Using a human rights conference to save our children

Next month Samoa will host an international conference on the United Nations Convention on the Rights of the Child, and will become the first state to host a United Nations Human Rights Treaty Bodies session outside of Geneva.

A lot has been said in recent days about the cost of Samoa hosting such a conference and how much the country’s taxpayers get to foot.

Responding to questions posed by the Samoa Observer, the Ministry of Justice and Courts Administration C.E.O., Moliei Simi Vaai revealed that the overall cost is $1 million with Samoa as host only paying $300,000 as its contribution to the overall expenses.

Most of the cost will be born by the U.N. and the Regional Rights Resource Team of the Pacific Community. 

“[An allotment of $300,000] is our contribution to the meeting as host country,” said Mrs Vaai.

The decision by the C.E.O. to take time to respond to our reporters’ queries on cost, and what the conference’s agenda and outcomes should mean for ordinary Samoans, is commendable. 

But like her, we are also keen on the ‘big picture’ stuff in terms of the conference’s objectives and outcomes, and what it will translate to for ordinary Samoans when it comes to talking about human rights.

Thankfully, Mrs Vaai highlighted some of the issues that are on the radar, in terms of human rights from the local context.

“For the children of the Pacific, this is so vital in the local context of children’s access to health, protection and a healthy living environment, to being educated, to have protection from domestic violence and sexual violation to name a few,” she said, in a statement to your newspaper. 

“These are growing issues locally as highlighted by the measles outbreak and the growing rate of sexual abuse and offending on young people in the community and in the Pacific. We all want our children to feel safe and protected in our families and community.“ 

Having covered the journey that Samoa has taken as a nation over the last 42 years, your newspaper has devoted thousands of pages over the years to human rights issues, including abuse that is reported, the crimes that are prosecuted (successfully and unsuccessfully), and the heart breaking stories of both the survivors or families who lost loved ones to crimes perpetrated against them. 

If there is a crime in the last 12 months – which has gained notoriety for its savagery due to the  perpetrator’s lack of respect for basic forms of human rights – it has to be the cases of family members such as fathers, step-fathers or even grandfathers and uncles sexually abusing their daughters, granddaughters or nieces in the sanctity of their homes. 

The increasing incidences of sexual abuse targeting our children which come to the attention of the Police and ultimately the Courts is a major cause for concern. 

We believe the $300,000 would be money well spent, if the United Nations Human Rights Treaty Bodies session in Apia next month, can lead to the spotlight being put on sexual abuse and other crimes perpetrated against our children in Samoa.
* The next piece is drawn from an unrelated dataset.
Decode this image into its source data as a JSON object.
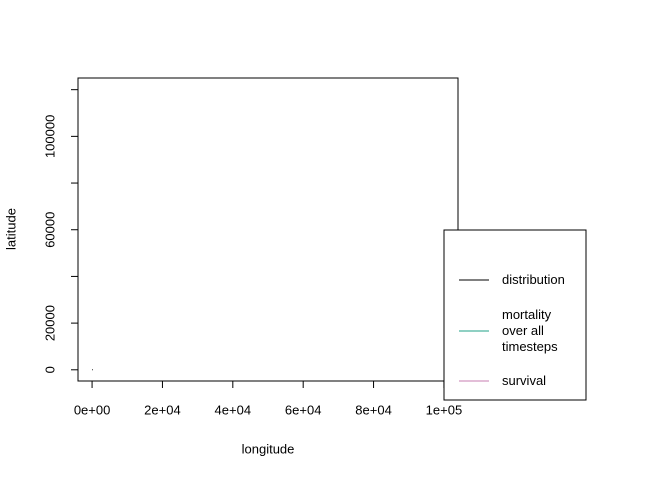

While we acknowledge that the Pacific neighbouring states of Cook Islands, Federated States of Micronesia, Tuvalu and Kiribati are due to appear before the Committee on the Rights of the Child to give their progress reports when it convenes next month, this should not stop Samoa from giving a progress report on the work it has done to date to address this scourge.

The efforts of the Government over the last two years to address human rights challenges in Samoa deserves a mention, and we are cognizant of the work of the Office of the Ombudsman/National Human Rights Institution and its release of its 51-page National Inquiry Report into Family Violence in September 2018.

But from where we stand, the incidences of sexual violence targeting women and children does not appear to be dissipating, and this calls for urgency on the part of the Samoa Government to revisit the Inquiry Report and start implementing its recommendations for the benefit of all citizens.

The inquiry’s findings were comprehensive and are an indictment of the failure by the authorities to address the issue over the years. 

Now we have a report compiled over a two-year period by an organisation, which is charged with the responsibility to promote and protect human rights in Samoa. Let us not be afraid and embrace the opportunity to bring change to save our children.

Have a wonderful Monday Samoa and God bless.